Guest Post: EHR just one piece of the documentation puzzle
by Alexandra Wilson Pecci
How nurses and doctors communicate—or don’t communicate—using health information technology is the focus of a multi-year study funded by the federal Agency for Healthcare Research and Quality.
The life-and-death importance of nurse-physician communication and the use of electronic health records came to a frightening, critical head last week when a nurse noted in a sick patient’s EHR that the patient had recently traveled to the United States from Africa.
Despite the note, the patient was sent home. He later returned to the hospital and was eventually diagnosed with the Ebola virus.

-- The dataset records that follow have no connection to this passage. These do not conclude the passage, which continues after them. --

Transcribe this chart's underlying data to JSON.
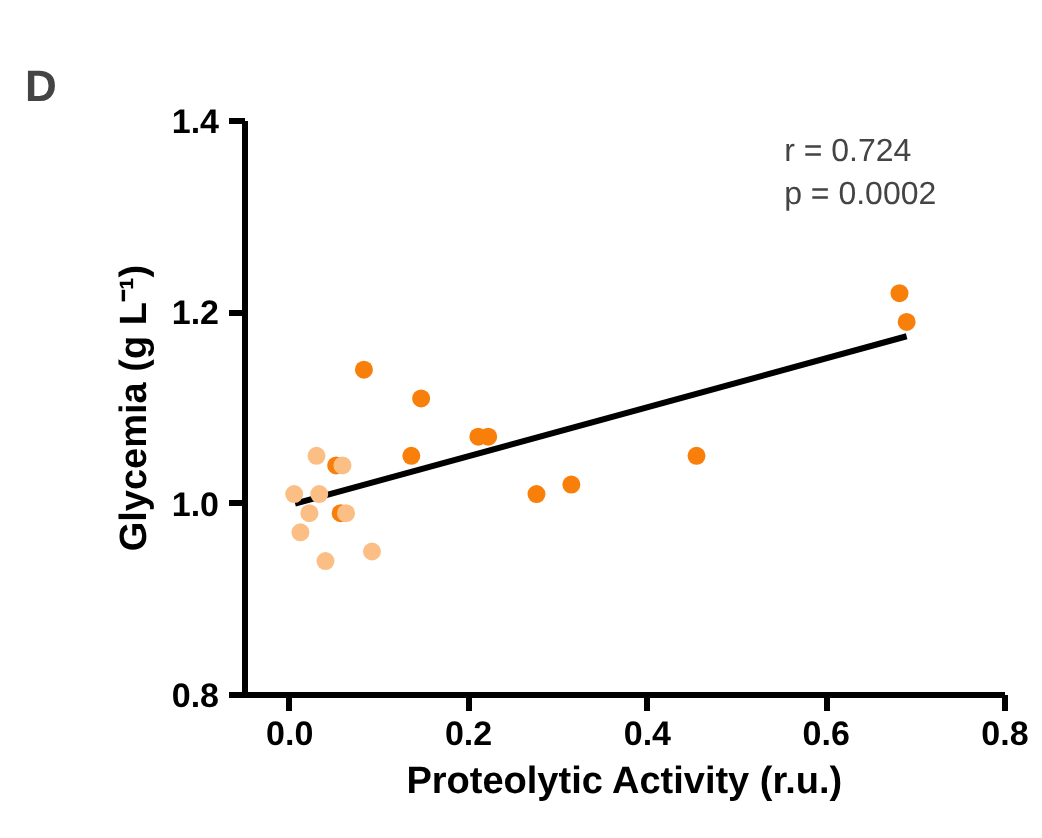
{
  "chart_data": {
    "type": "scatter",
    "title": "D",
    "xlabel": "Proteolytic Activity (r.u.)",
    "ylabel": "Glycemia (g L⁻¹)",
    "xlim": [
      -0.05,
      0.8
    ],
    "ylim": [
      0.8,
      1.4
    ],
    "xticks": [
      {
        "value": 0,
        "label": "0.0"
      },
      0.2,
      0.4,
      0.6,
      0.8
    ],
    "yticks": [
      0.8,
      {
        "value": 1,
        "label": "1.0"
      },
      1.2,
      1.4
    ],
    "grid": false,
    "marker": "circle",
    "annotations": [
      "r = 0.724",
      "p = 0.0002"
    ],
    "series": [
      {
        "color": "#fbbf86",
        "x": [
          0.005,
          0.012,
          0.022,
          0.03,
          0.033,
          0.04,
          0.059,
          0.063,
          0.092
        ],
        "values": [
          1.01,
          0.97,
          0.99,
          1.05,
          1.01,
          0.94,
          1.04,
          0.99,
          0.95
        ]
      },
      {
        "color": "#f97f0b",
        "x": [
          0.052,
          0.057,
          0.083,
          0.136,
          0.147,
          0.211,
          0.222,
          0.276,
          0.315,
          0.455,
          0.682,
          0.69
        ],
        "values": [
          1.04,
          0.99,
          1.14,
          1.05,
          1.11,
          1.07,
          1.07,
          1.01,
          1.02,
          1.05,
          1.22,
          1.19
        ]
      },
      {
        "type": "line",
        "color": "#000000",
        "marker": "none",
        "x": [
          0.006,
          0.69
        ],
        "values": [
          1.0,
          1.175
        ]
      }
    ]
  }
}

Revising an earlier statement that blamed the bungled incident on a “flaw” in its (Epic) EHR system, Texas Health Resources backtracked last Friday saying, “As a standard part of the nursing process, the patient’s travel history was documented and available to the full care team in the electronic health record (EHR), including within the physician’s workflow. There was no flaw in the EHR in the way the physician and nursing portions interacted related to this event.”
In either event if the nurse used the EHR alone to communicate that critical piece of patient information, it obviously didn’t work. According to Milisa Manojlovich, PhD, RN, CCRN, associate professor at the University of Michigan School of Nursing, it’s a case of the medium not matching the message.